With two traditional value retailers on the US IPO calendar for the week of November 9, we are offering a 2-for-1 deal for our featured IPO of the week. Dollar General (DG), the country's largest discount retailer by store count, sells consumable goods and household items at over 8,700 stores in 35 states, while teen-oriented apparel retailer rue21 (RUE) has 527 stores in 43 states and is growing its store base by nearly 100 locations per year. Both companies hope to emulate the success of Vitamin Shoppe (VSI), which in late October became the first traditional retailer to go public in almost two years. Its stock is up 14%, and both Dollar General and rue21 will hope that their strong same-store sales growth and expansion opportunities whet investors' appetites. Both stocks are expected to price on Thursday; Dollar General's $750 million IPO is being underwritten by its private equity owners Citi, Goldman Sachs and KKR, while BofA Merrill Lynch, Goldman and J.P. Morgan are the bookrunners for rue21's $115 million offering.
Dollar General is a well-established discount retailer that sells consumables such as paper/cleaning products, food and health/beauty products, as well as kitchen supplies, apparel and seasonal products. The company's 8,700 small-box (7,000 square feet) stores, mostly located in the south, southwest and midwest regions, generate over $10 billion in annual revenue. The firm has impressively achieved positive same-store sales growth for 20 straight years. In mid-2007, it was acquired by a private equity consortium led by KKR, Goldman Sachs and Citigroup, who brought in a new management team that redesigned the stores, closed or relocated underperforming stores, improved private label brands and implemented cost-cutting initiatives. All of these have helped the company boost sales growth and margins; same-store sales growth accelerated from 2% in 2007 to 9% in 2008 and 11% year-to-date, while operating margin has improved from 4% to 8%. Going forward, Dollar General believes it can expand its store base by 5% annually while continuing to improve its products and supply chain management.

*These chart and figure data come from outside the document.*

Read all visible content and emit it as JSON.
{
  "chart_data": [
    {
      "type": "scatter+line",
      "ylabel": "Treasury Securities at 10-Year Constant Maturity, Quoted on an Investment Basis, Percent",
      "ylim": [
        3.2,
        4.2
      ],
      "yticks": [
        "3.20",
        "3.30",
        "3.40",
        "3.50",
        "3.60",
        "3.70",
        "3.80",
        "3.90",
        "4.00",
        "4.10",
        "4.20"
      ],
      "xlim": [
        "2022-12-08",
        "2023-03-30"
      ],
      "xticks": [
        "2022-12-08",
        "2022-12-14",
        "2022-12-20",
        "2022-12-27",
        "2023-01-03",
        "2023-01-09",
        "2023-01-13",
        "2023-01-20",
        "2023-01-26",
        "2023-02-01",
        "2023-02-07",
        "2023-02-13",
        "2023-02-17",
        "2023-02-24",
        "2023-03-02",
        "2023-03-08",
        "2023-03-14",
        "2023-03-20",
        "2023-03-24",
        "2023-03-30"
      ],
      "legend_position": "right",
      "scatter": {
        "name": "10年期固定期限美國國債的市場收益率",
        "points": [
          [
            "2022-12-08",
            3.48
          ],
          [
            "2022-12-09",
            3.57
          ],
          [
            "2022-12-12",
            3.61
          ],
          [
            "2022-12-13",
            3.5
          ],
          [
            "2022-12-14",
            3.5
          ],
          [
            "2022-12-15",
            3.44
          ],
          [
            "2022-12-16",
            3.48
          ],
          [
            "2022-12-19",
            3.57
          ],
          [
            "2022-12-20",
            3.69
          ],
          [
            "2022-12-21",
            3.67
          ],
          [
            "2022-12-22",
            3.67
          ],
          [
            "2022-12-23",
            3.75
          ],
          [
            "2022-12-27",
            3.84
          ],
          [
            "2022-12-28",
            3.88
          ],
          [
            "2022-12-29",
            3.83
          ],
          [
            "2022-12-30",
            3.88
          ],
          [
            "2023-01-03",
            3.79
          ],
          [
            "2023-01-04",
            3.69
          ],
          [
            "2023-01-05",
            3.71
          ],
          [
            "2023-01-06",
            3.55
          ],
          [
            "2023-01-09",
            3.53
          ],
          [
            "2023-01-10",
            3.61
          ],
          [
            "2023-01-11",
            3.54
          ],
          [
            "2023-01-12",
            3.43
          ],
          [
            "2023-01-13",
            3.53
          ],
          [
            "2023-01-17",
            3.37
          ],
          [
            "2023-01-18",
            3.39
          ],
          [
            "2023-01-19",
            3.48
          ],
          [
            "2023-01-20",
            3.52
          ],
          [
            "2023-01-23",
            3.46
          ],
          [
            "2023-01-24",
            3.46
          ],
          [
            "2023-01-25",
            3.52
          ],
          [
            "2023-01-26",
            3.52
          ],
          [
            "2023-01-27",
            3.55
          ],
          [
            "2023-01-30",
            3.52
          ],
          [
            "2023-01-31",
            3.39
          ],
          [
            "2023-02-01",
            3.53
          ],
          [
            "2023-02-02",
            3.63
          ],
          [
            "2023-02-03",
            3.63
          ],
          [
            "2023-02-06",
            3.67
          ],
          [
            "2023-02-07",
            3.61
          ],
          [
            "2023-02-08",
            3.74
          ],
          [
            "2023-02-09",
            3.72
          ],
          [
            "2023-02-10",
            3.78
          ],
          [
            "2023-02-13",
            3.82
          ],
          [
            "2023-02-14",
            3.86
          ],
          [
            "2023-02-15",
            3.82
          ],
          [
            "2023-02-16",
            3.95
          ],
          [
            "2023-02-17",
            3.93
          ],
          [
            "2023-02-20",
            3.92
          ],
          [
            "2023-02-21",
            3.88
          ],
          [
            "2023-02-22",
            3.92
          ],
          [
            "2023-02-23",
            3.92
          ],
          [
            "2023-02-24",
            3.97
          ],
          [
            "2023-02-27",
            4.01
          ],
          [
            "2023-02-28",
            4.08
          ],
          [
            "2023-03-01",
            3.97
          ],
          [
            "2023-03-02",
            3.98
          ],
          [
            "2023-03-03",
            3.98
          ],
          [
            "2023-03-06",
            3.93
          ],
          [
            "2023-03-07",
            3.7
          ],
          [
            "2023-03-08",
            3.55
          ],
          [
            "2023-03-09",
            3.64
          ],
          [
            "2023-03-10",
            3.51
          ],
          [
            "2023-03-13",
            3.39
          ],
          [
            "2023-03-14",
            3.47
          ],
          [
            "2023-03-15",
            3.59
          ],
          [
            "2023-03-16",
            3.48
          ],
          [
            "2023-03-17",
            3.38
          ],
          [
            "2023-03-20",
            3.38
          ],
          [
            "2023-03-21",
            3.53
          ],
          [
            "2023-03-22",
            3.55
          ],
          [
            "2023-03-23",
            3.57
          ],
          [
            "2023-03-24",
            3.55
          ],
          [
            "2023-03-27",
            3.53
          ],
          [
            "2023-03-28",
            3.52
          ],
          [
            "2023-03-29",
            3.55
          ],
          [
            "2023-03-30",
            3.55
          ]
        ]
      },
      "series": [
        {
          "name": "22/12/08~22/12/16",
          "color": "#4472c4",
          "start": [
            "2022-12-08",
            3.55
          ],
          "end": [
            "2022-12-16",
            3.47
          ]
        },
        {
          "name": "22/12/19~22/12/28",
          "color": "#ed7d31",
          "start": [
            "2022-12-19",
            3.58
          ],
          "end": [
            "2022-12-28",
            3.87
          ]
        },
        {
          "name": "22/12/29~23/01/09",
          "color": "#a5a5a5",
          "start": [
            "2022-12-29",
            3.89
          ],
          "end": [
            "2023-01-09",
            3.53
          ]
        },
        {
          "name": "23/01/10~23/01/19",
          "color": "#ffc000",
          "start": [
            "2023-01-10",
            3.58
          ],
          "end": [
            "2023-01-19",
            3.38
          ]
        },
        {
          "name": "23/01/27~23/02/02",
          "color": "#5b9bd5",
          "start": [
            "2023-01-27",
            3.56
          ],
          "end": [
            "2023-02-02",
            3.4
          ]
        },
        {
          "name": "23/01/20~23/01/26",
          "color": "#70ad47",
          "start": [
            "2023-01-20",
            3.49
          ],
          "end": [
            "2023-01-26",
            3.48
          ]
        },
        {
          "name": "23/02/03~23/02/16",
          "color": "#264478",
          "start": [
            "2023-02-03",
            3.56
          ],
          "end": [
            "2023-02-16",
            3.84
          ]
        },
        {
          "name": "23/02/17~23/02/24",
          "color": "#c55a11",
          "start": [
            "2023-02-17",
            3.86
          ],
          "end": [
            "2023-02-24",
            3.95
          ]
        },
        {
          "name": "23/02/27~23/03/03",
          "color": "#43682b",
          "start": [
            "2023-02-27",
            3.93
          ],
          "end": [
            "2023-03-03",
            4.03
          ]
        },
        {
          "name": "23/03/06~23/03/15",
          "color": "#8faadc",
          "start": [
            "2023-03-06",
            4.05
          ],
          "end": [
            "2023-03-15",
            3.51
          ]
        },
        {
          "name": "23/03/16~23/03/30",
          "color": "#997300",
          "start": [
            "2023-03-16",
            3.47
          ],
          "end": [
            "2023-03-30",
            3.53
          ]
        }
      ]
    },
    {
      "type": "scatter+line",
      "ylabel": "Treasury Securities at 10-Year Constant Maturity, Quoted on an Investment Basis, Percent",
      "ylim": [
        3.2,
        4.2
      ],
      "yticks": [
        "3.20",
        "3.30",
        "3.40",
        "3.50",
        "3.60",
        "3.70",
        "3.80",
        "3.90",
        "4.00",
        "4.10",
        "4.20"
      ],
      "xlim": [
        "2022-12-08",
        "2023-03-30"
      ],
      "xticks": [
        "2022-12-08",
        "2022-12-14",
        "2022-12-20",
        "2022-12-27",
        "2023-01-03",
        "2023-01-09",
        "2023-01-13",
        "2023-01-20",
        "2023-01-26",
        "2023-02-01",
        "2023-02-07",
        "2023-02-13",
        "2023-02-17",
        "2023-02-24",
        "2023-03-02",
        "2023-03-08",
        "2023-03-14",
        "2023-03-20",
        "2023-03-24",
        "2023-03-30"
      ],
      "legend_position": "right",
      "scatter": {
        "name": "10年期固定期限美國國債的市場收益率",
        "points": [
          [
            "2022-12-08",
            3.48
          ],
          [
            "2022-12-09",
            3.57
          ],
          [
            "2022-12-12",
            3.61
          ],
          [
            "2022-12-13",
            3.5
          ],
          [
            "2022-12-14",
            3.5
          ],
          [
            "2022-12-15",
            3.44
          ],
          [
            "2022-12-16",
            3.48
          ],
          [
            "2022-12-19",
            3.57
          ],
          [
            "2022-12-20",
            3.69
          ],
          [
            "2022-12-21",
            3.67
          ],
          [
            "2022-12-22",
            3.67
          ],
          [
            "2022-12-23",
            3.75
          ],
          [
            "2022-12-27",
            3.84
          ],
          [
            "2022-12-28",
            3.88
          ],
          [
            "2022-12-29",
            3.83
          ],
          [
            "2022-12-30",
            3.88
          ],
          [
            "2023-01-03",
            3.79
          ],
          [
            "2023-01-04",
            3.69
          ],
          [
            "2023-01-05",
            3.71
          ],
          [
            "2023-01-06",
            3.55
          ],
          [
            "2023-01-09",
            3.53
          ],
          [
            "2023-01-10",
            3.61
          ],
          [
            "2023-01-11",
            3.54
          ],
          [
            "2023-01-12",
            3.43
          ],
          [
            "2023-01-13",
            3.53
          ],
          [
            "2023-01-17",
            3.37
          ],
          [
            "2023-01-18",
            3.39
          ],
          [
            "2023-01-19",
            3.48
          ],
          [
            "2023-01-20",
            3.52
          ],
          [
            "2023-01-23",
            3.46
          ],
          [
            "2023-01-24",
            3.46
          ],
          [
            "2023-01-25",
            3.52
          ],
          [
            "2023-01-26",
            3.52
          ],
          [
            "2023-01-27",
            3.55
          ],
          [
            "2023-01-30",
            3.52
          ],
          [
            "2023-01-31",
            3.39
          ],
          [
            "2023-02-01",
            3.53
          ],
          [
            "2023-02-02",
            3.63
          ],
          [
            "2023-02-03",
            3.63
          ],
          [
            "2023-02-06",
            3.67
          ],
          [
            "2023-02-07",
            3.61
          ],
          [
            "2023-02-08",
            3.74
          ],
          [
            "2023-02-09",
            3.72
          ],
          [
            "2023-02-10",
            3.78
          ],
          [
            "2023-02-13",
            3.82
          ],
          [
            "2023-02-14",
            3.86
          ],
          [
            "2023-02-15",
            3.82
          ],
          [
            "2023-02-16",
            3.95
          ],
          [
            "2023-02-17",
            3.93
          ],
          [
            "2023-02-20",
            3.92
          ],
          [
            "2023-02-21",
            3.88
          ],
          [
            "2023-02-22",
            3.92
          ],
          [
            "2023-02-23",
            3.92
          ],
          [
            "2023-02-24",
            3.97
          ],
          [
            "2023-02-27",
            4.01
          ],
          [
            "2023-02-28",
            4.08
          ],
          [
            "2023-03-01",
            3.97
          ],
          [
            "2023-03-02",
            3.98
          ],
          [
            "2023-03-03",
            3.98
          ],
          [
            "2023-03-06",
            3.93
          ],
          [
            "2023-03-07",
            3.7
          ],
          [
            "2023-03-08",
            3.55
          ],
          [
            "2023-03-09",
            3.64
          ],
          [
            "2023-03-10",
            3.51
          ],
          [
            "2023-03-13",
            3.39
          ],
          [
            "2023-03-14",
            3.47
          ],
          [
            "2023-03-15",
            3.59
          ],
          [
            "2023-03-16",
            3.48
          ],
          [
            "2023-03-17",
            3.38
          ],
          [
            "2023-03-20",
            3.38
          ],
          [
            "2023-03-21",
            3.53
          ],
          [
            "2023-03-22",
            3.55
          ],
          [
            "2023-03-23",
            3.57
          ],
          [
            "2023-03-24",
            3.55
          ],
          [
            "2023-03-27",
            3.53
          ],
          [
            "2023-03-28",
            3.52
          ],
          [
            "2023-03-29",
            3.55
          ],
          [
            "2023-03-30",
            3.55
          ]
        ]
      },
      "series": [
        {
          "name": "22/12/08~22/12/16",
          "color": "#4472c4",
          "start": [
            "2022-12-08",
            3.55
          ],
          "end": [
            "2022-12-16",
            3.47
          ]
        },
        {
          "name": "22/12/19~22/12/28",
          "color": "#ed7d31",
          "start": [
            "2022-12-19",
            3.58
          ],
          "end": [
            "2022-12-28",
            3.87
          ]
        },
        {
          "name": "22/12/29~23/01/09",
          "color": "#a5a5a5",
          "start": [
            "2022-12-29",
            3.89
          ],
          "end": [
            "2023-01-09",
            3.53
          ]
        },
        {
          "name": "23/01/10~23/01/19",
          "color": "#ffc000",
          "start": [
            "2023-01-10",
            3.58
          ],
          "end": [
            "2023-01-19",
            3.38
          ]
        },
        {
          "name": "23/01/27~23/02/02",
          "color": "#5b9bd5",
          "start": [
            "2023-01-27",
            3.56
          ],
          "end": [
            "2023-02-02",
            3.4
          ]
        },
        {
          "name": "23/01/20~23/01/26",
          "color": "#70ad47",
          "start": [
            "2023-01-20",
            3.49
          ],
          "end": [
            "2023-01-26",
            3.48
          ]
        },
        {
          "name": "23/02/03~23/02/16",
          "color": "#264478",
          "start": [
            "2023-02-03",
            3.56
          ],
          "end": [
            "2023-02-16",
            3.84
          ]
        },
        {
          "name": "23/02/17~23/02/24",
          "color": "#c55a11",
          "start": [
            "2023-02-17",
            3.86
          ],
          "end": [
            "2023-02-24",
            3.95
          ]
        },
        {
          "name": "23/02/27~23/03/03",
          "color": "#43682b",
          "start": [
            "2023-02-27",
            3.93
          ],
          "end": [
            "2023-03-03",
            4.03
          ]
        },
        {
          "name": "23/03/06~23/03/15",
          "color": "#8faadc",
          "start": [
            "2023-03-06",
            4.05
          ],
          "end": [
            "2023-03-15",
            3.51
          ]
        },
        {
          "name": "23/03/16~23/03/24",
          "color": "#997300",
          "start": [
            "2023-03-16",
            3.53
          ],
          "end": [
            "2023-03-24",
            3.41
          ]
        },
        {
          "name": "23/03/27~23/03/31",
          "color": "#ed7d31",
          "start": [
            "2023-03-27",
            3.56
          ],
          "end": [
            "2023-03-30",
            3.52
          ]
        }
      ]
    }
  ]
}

While Dollar General's consumer staple products make it a relatively defensive retail concept, rue21 is being positioned as a classic growth story. The company operates 527 stores that sell trend-focused value-priced apparel targeted at the 11-17 demographic. Its stores, which average about 4,500 square feet, are located in strip malls, regional malls and outlet centers, primarily in underserved small and middle markets. After emerging from bankruptcy in 2002 with a new management team, the firm has doubled its store base in the last three years and has averaged 8% same-store sales growth over the last five quarters. With its focus on teens and social networking-driven marketing campaigns, the company believes it can translate its strength in this demographic to 16-18% annual square footage growth and 2-4% same-store sales growth while increasing gross margins through product mix and scale.
Given the recession that has gripped the US over the last two years, it is unsurprising that these prospective retail IPOs are less exposed to economic weakness than the broader sector. Both Dollar General and rue21 offer relatively low price points for their goods and are therefore benefiting from tradedowns, which has helped them generate strong same-store sales growth. Most of Dollar General's products are priced below $10 and 25% are less than $1, and the company believes its products are generally cheaper than those at supermarkets or drugstores and at comparable prices to large-box retailers like Wal-Mart. Most of rue21's apparel is priced under $40, and it sells fragrances, many accessories and some apparel for under $10. While this price positioning has helped both companies grow same-store sales over the last two years, investors will be wary of the risk that consumers trade back up to higher-priced stores as the economy improves.
Competition is one of the key risks for both of these companies. Dollar General competes with behemoths like Wal-Mart, Target and Costco as well as other discount retailers, supermarkets and drugstores. rue21 also faces the big-box value retailers and also competes against department stores, national off-price chains and other mall-based stores. Other potential risks for Dollar General include its large debt burden, possible failure of its attempts to revitalize its private-label products and the likelihood that same-store sales growth will fall once the current wave of remodelings and relocations is completed. rue21's other key risks are its exposure to discretionary consumer spending, retail center traffic and fashion trends.
Although the last 15 US IPOs have averaged a meager 3% first-day return in an increasingly price-sensitive market, continued deal flow momentum and STR Holdings' (STRI) impressive debut last Friday (+31%) suggest that there is still strong demand for IPOs that are priced right. In that vein, both Dollar General and rue21 face the challenge of convincing investors that superior recent growth will continue. While double-digit unemployment and muted consumer sentiment should drive interest in these value-focused retailers, with both companies coming to market at 10.3x LTM EBITDA vs. peer averages in the 7-8x range, investors may not see their valuations as bargains unless they buy into the companies' outlooks for above-average sales and earnings growth.